Il n’est donc pas surprenant que Jean-Paul Sartre, qui était un champion de l’œuvre, l’ait appelée « l’épopée de la masturbation ». Pourtant cela donne l’impression que Notre-Dame des Fleurs n’est qu’un récit des aventures de Genet à se faire plaisir, que c’est une sorte de journal de branlette, mais la réalité est quelque chose de plus complexe et de plus merveilleux. Les moments où l’auteur est présent dans le texte, coq à la main, sont peu fréquents ; en fait, le sexe lui-même, explicitement exploré, ne constitue qu’une petite partie du livre. La masturbation a peut-être été le facteur de motivation, et une grande partie du contenu a peut-être servi à cette fin pour le Français incarcéré, mais la chose la plus fascinante et la plus belle à propos de Notre-Dame des Fleurs est de savoir comment fantasmer sur les criminels sur son mur, aimer eux, l’amour de Genet « leur donne la vie ».

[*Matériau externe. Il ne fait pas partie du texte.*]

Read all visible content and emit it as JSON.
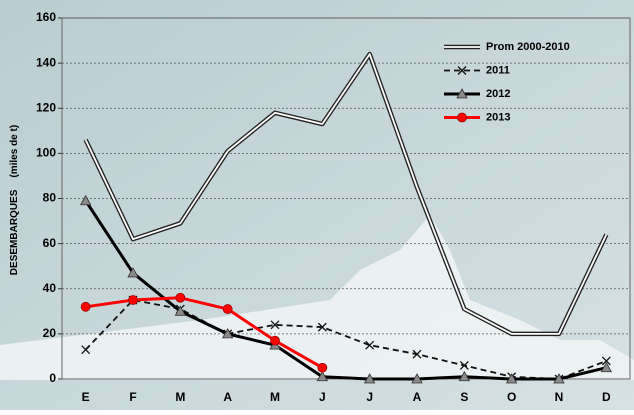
{
  "chart_data": {
    "type": "line",
    "y_label": "DESEMBARQUES",
    "y_label_unit": "(miles de t)",
    "categories": [
      "E",
      "F",
      "M",
      "A",
      "M",
      "J",
      "J",
      "A",
      "S",
      "O",
      "N",
      "D"
    ],
    "series": [
      {
        "name": "Prom 2000-2010",
        "color": "#222222",
        "style": "double",
        "marker": "none",
        "values": [
          106,
          62,
          69,
          101,
          118,
          113,
          144,
          85,
          31,
          20,
          20,
          64
        ]
      },
      {
        "name": "2011",
        "color": "#111111",
        "style": "dashed",
        "marker": "x",
        "values": [
          13,
          35,
          31,
          20,
          24,
          23,
          15,
          11,
          6,
          1,
          0,
          8
        ]
      },
      {
        "name": "2012",
        "color": "#000000",
        "style": "solid",
        "marker": "triangle",
        "values": [
          79,
          47,
          30,
          20,
          15,
          1,
          0,
          0,
          1,
          0,
          0,
          5
        ]
      },
      {
        "name": "2013",
        "color": "#ff0000",
        "style": "solid",
        "marker": "circle",
        "values": [
          32,
          35,
          36,
          31,
          17,
          5,
          null,
          null,
          null,
          null,
          null,
          null
        ]
      }
    ],
    "ylim": [
      0,
      160
    ],
    "yticks": [
      0,
      20,
      40,
      60,
      80,
      100,
      120,
      140,
      160
    ],
    "grid": true,
    "legend": "top-right"
  }
}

Tout au long de Notre-Dame des Fleurs, les images, ses propres expériences et souvenirs, voire des aspects de lui-même, sont transposés dans ses personnages et ses situations. Il dit de la travesti Divine qu’« il me faudra un livre entier avant que je puise dans sa pétrification et que je lui communique peu à peu ma souffrance ». Le vrai Divin qu’il a rencontré, écrit-il, dans la prison de Fresnes. Elle lui parla de Darling Daintyfoot, autre personnage important du roman, mais Genet « n’a jamais vraiment connu son visage ». L’auteur y voit une « opportunité tentante de le faire fusionner dans mon esprit avec le visage et la carrure de Roger », il ne reste que très peu de cet homme dans sa mémoire. Par conséquent, le Chéri qui «existe» dans les pages de Notre-Dame des Fleurs est un composite de nombreux hommes, y compris «le visage d’un autre jeune» qu’il a vu sortir d’un bordel.

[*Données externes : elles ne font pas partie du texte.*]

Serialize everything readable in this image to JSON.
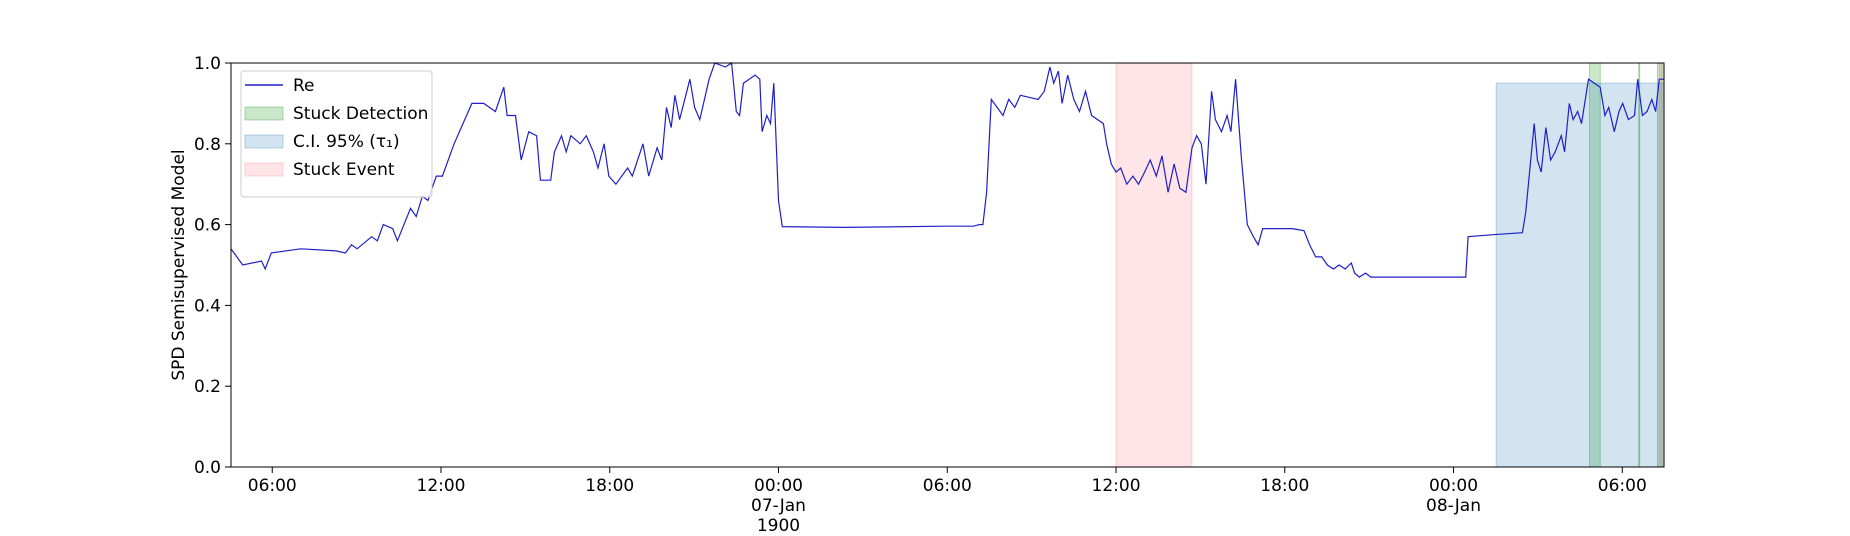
{
  "chart_data": {
    "type": "line",
    "ylabel": "SPD Semisupervised Model",
    "xlim": [
      "1900-01-06 04:32",
      "1900-01-08 07:29"
    ],
    "xticks": [
      {
        "value": "1900-01-06 06:00",
        "label": "06:00"
      },
      {
        "value": "1900-01-06 12:00",
        "label": "12:00"
      },
      {
        "value": "1900-01-06 18:00",
        "label": "18:00"
      },
      {
        "value": "1900-01-07 00:00",
        "label": "00:00\n07-Jan\n1900"
      },
      {
        "value": "1900-01-07 06:00",
        "label": "06:00"
      },
      {
        "value": "1900-01-07 12:00",
        "label": "12:00"
      },
      {
        "value": "1900-01-07 18:00",
        "label": "18:00"
      },
      {
        "value": "1900-01-08 00:00",
        "label": "00:00\n08-Jan"
      },
      {
        "value": "1900-01-08 06:00",
        "label": "06:00"
      }
    ],
    "ylim": [
      0,
      1
    ],
    "yticks": [
      {
        "value": 0,
        "label": "0.0"
      },
      {
        "value": 0.2,
        "label": "0.2"
      },
      {
        "value": 0.4,
        "label": "0.4"
      },
      {
        "value": 0.6,
        "label": "0.6"
      },
      {
        "value": 0.8,
        "label": "0.8"
      },
      {
        "value": 1,
        "label": "1.0"
      }
    ],
    "grid": false,
    "legend": "upper left",
    "x": [
      "1900-01-06 04:32",
      "1900-01-06 04:57",
      "1900-01-06 05:37",
      "1900-01-06 05:45",
      "1900-01-06 05:58",
      "1900-01-06 07:01",
      "1900-01-06 08:16",
      "1900-01-06 08:36",
      "1900-01-06 08:49",
      "1900-01-06 09:01",
      "1900-01-06 09:32",
      "1900-01-06 09:44",
      "1900-01-06 09:57",
      "1900-01-06 10:17",
      "1900-01-06 10:27",
      "1900-01-06 10:55",
      "1900-01-06 11:07",
      "1900-01-06 11:20",
      "1900-01-06 11:32",
      "1900-01-06 11:50",
      "1900-01-06 12:03",
      "1900-01-06 12:28",
      "1900-01-06 13:06",
      "1900-01-06 13:31",
      "1900-01-06 13:56",
      "1900-01-06 14:14",
      "1900-01-06 14:21",
      "1900-01-06 14:39",
      "1900-01-06 14:51",
      "1900-01-06 15:07",
      "1900-01-06 15:24",
      "1900-01-06 15:32",
      "1900-01-06 15:54",
      "1900-01-06 16:02",
      "1900-01-06 16:17",
      "1900-01-06 16:27",
      "1900-01-06 16:37",
      "1900-01-06 16:57",
      "1900-01-06 17:10",
      "1900-01-06 17:25",
      "1900-01-06 17:35",
      "1900-01-06 17:48",
      "1900-01-06 17:58",
      "1900-01-06 18:13",
      "1900-01-06 18:38",
      "1900-01-06 18:48",
      "1900-01-06 19:11",
      "1900-01-06 19:23",
      "1900-01-06 19:41",
      "1900-01-06 19:51",
      "1900-01-06 20:01",
      "1900-01-06 20:11",
      "1900-01-06 20:19",
      "1900-01-06 20:29",
      "1900-01-06 20:51",
      "1900-01-06 21:01",
      "1900-01-06 21:12",
      "1900-01-06 21:32",
      "1900-01-06 21:44",
      "1900-01-06 22:07",
      "1900-01-06 22:20",
      "1900-01-06 22:30",
      "1900-01-06 22:37",
      "1900-01-06 22:45",
      "1900-01-06 23:10",
      "1900-01-06 23:20",
      "1900-01-06 23:25",
      "1900-01-06 23:35",
      "1900-01-06 23:43",
      "1900-01-06 23:50",
      "1900-01-07 00:00",
      "1900-01-07 00:08",
      "1900-01-07 02:19",
      "1900-01-07 05:53",
      "1900-01-07 06:56",
      "1900-01-07 07:08",
      "1900-01-07 07:16",
      "1900-01-07 07:24",
      "1900-01-07 07:34",
      "1900-01-07 07:59",
      "1900-01-07 08:11",
      "1900-01-07 08:24",
      "1900-01-07 08:36",
      "1900-01-07 09:14",
      "1900-01-07 09:27",
      "1900-01-07 09:39",
      "1900-01-07 09:47",
      "1900-01-07 09:57",
      "1900-01-07 10:05",
      "1900-01-07 10:17",
      "1900-01-07 10:30",
      "1900-01-07 10:42",
      "1900-01-07 10:55",
      "1900-01-07 11:08",
      "1900-01-07 11:33",
      "1900-01-07 11:40",
      "1900-01-07 11:50",
      "1900-01-07 12:00",
      "1900-01-07 12:10",
      "1900-01-07 12:23",
      "1900-01-07 12:36",
      "1900-01-07 12:48",
      "1900-01-07 13:01",
      "1900-01-07 13:13",
      "1900-01-07 13:26",
      "1900-01-07 13:38",
      "1900-01-07 13:51",
      "1900-01-07 14:04",
      "1900-01-07 14:16",
      "1900-01-07 14:29",
      "1900-01-07 14:42",
      "1900-01-07 14:52",
      "1900-01-07 15:02",
      "1900-01-07 15:12",
      "1900-01-07 15:24",
      "1900-01-07 15:32",
      "1900-01-07 15:45",
      "1900-01-07 15:57",
      "1900-01-07 16:05",
      "1900-01-07 16:15",
      "1900-01-07 16:27",
      "1900-01-07 16:40",
      "1900-01-07 16:53",
      "1900-01-07 17:03",
      "1900-01-07 17:13",
      "1900-01-07 18:16",
      "1900-01-07 18:41",
      "1900-01-07 18:53",
      "1900-01-07 19:06",
      "1900-01-07 19:19",
      "1900-01-07 19:31",
      "1900-01-07 19:44",
      "1900-01-07 19:56",
      "1900-01-07 20:09",
      "1900-01-07 20:22",
      "1900-01-07 20:29",
      "1900-01-07 20:39",
      "1900-01-07 20:52",
      "1900-01-07 21:04",
      "1900-01-08 00:26",
      "1900-01-08 00:31",
      "1900-01-08 01:24",
      "1900-01-08 02:27",
      "1900-01-08 02:34",
      "1900-01-08 02:52",
      "1900-01-08 02:59",
      "1900-01-08 03:07",
      "1900-01-08 03:17",
      "1900-01-08 03:27",
      "1900-01-08 03:37",
      "1900-01-08 03:50",
      "1900-01-08 03:57",
      "1900-01-08 04:07",
      "1900-01-08 04:15",
      "1900-01-08 04:25",
      "1900-01-08 04:33",
      "1900-01-08 04:48",
      "1900-01-08 05:13",
      "1900-01-08 05:23",
      "1900-01-08 05:31",
      "1900-01-08 05:43",
      "1900-01-08 05:53",
      "1900-01-08 06:01",
      "1900-01-08 06:13",
      "1900-01-08 06:26",
      "1900-01-08 06:33",
      "1900-01-08 06:43",
      "1900-01-08 06:53",
      "1900-01-08 07:03",
      "1900-01-08 07:11",
      "1900-01-08 07:19",
      "1900-01-08 07:29"
    ],
    "series": [
      {
        "name": "Re",
        "color": "#1f1fc8",
        "values": [
          0.54,
          0.5,
          0.51,
          0.49,
          0.53,
          0.54,
          0.535,
          0.53,
          0.55,
          0.54,
          0.57,
          0.56,
          0.6,
          0.59,
          0.56,
          0.64,
          0.62,
          0.67,
          0.66,
          0.72,
          0.72,
          0.8,
          0.9,
          0.9,
          0.88,
          0.94,
          0.87,
          0.87,
          0.76,
          0.83,
          0.82,
          0.71,
          0.71,
          0.78,
          0.82,
          0.78,
          0.82,
          0.8,
          0.82,
          0.78,
          0.74,
          0.8,
          0.72,
          0.7,
          0.74,
          0.72,
          0.8,
          0.72,
          0.79,
          0.76,
          0.89,
          0.84,
          0.92,
          0.86,
          0.96,
          0.89,
          0.86,
          0.96,
          1.0,
          0.99,
          1.0,
          0.88,
          0.87,
          0.95,
          0.97,
          0.96,
          0.83,
          0.87,
          0.85,
          0.95,
          0.66,
          0.595,
          0.593,
          0.596,
          0.596,
          0.6,
          0.6,
          0.68,
          0.91,
          0.87,
          0.91,
          0.89,
          0.92,
          0.91,
          0.93,
          0.99,
          0.95,
          0.98,
          0.9,
          0.97,
          0.91,
          0.88,
          0.93,
          0.87,
          0.85,
          0.8,
          0.75,
          0.73,
          0.74,
          0.7,
          0.72,
          0.7,
          0.73,
          0.76,
          0.72,
          0.77,
          0.68,
          0.75,
          0.69,
          0.68,
          0.79,
          0.82,
          0.8,
          0.7,
          0.93,
          0.86,
          0.83,
          0.87,
          0.83,
          0.96,
          0.77,
          0.6,
          0.57,
          0.55,
          0.59,
          0.59,
          0.585,
          0.55,
          0.52,
          0.52,
          0.5,
          0.49,
          0.5,
          0.49,
          0.505,
          0.48,
          0.47,
          0.48,
          0.47,
          0.47,
          0.57,
          0.575,
          0.58,
          0.63,
          0.85,
          0.76,
          0.73,
          0.84,
          0.76,
          0.78,
          0.82,
          0.78,
          0.9,
          0.86,
          0.88,
          0.85,
          0.96,
          0.94,
          0.87,
          0.89,
          0.83,
          0.88,
          0.9,
          0.86,
          0.87,
          0.96,
          0.87,
          0.88,
          0.91,
          0.88,
          0.96,
          0.96
        ]
      }
    ],
    "spans": [
      {
        "name": "Stuck Detection",
        "color": "#2ca02c",
        "alpha": 0.25,
        "ranges": [
          [
            "1900-01-08 04:50",
            "1900-01-08 05:13"
          ],
          [
            "1900-01-08 06:35",
            "1900-01-08 06:37"
          ],
          [
            "1900-01-08 07:15",
            "1900-01-08 07:25"
          ]
        ]
      },
      {
        "name": "C.I. 95% (τ₁)",
        "color": "#1f77b4",
        "alpha": 0.2,
        "ranges": [
          [
            "1900-01-08 01:31",
            "1900-01-08 07:29"
          ]
        ],
        "y_range": [
          0,
          0.95
        ]
      },
      {
        "name": "Stuck Event",
        "color": "#ff3344",
        "alpha": 0.13,
        "ranges": [
          [
            "1900-01-07 12:00",
            "1900-01-07 14:42"
          ],
          [
            "1900-01-08 07:19",
            "1900-01-08 07:29"
          ]
        ]
      }
    ]
  }
}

Donc, pour moi, le livre parle plus du processus d’écriture créative que de votre charge, ou du moins de la relation entre ces deux choses. Si vous avez déjà essayé de créer un personnage, vous saurez qu’il est, exactement comme le décrit Genet, en partie né de votre côte, mais aussi d’une variété d’autres personnes que vous avez peut-être connues ou observées. [and, as noted in my introduction, this is how masturbatory fantasies work too]. De plus, au fur et à mesure que vous leur insufflez la vie, que vous les peuplez, vous – en tant que créateur – commencez à comprendre votre pouvoir, mais simultanément, en fin de compte, votre impuissance, sur eux. Par exemple, en tant qu’auteur, vous pouvez décider de donner « un souffle, voire un peu de bonheur » à vos créations, comme Genet est tenté de le faire vis-à-vis de Divine et Darling. Pourtant, il reconnaît également qu’une fois mis à la vie, ces personnes existent dans un sens indépendamment [“if it were up to me only, I would make of her the kind of fatal hero I like”], qu’une fois que vous leur avez donné des qualités, ils doivent agir conformément à ces qualités.

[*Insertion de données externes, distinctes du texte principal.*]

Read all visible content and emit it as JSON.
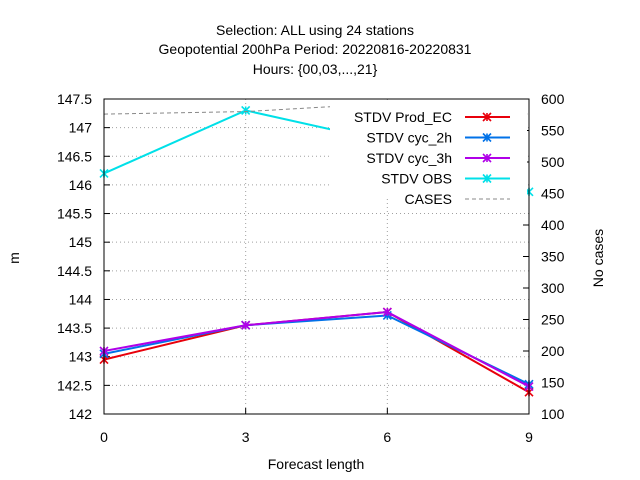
{
  "chart_data": {
    "type": "line",
    "title_lines": [
      "Selection: ALL using    24 stations",
      "Geopotential 200hPa   Period: 20220816-20220831",
      "Hours: {00,03,...,21}"
    ],
    "xlabel": "Forecast length",
    "ylabel": "m",
    "y2label": "No cases",
    "x": [
      0,
      3,
      6,
      9
    ],
    "xticks": [
      "0",
      "3",
      "6",
      "9"
    ],
    "ylim": [
      142,
      147.5
    ],
    "yticks": [
      "142",
      "142.5",
      "143",
      "143.5",
      "144",
      "144.5",
      "145",
      "145.5",
      "146",
      "146.5",
      "147",
      "147.5"
    ],
    "y2lim": [
      100,
      600
    ],
    "y2ticks": [
      "100",
      "150",
      "200",
      "250",
      "300",
      "350",
      "400",
      "450",
      "500",
      "550",
      "600"
    ],
    "grid": true,
    "legend_position": "top-right",
    "series": [
      {
        "name": "STDV Prod_EC",
        "axis": "left",
        "color": "#e8000b",
        "marker": "x",
        "values": [
          142.95,
          143.55,
          143.78,
          142.38
        ]
      },
      {
        "name": "STDV cyc_2h",
        "axis": "left",
        "color": "#0072e8",
        "marker": "x",
        "values": [
          143.05,
          143.55,
          143.72,
          142.52
        ]
      },
      {
        "name": "STDV cyc_3h",
        "axis": "left",
        "color": "#b000e8",
        "marker": "x",
        "values": [
          143.1,
          143.55,
          143.78,
          142.48
        ]
      },
      {
        "name": "STDV OBS",
        "axis": "left",
        "color": "#00e0e8",
        "marker": "x",
        "values": [
          146.2,
          147.3,
          146.75,
          145.88
        ]
      },
      {
        "name": "CASES",
        "axis": "right",
        "color": "#888888",
        "dashed": true,
        "values": [
          576,
          580,
          593,
          576
        ]
      }
    ]
  }
}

Je n’ai évoqué jusqu’ici qu’en passant la préoccupation de l’auteur pour les meurtriers. Pour Genet, ces gens sont « enchanteurs », ils sont « une merveilleuse floraison de fleurs sombres et ravissantes ». En effet, c’est, déclare-t-il, « en l’honneur de leurs crimes » qu’il écrit son livre. On pourrait comprendre cette fascination par rapport au sexe, bien sûr. Dans ma critique du Jardin de la torture d’Octave Mirbeau, j’ai exploré le lien entre le sexe et la violence, je ne veux donc pas me répéter ici ; mais, à un niveau plus basique, nous sommes tous conscients de l’allure, de la puissance sexuelle, de l’homme dur, de l’homme dangereux, du brin rugueux, même si nous n’y souscrivons pas nous-mêmes. Cependant, je crois qu’il y a une signification plus profonde à l’intérêt de Genet, qui est que les criminels violents existent en marge de la société, ils se sont, intentionnellement, placés en dehors de la société bourgeoise ou conventionnelle. Les meurtriers sont des gens à « l’imagination folle », qui ont « la grande faculté poétique de nier notre univers et ses valeurs pour pouvoir agir sur lui avec une souveraine facilité ». De cette façon, ils sont semblables à ses travestis et homosexuels, et à lui-même.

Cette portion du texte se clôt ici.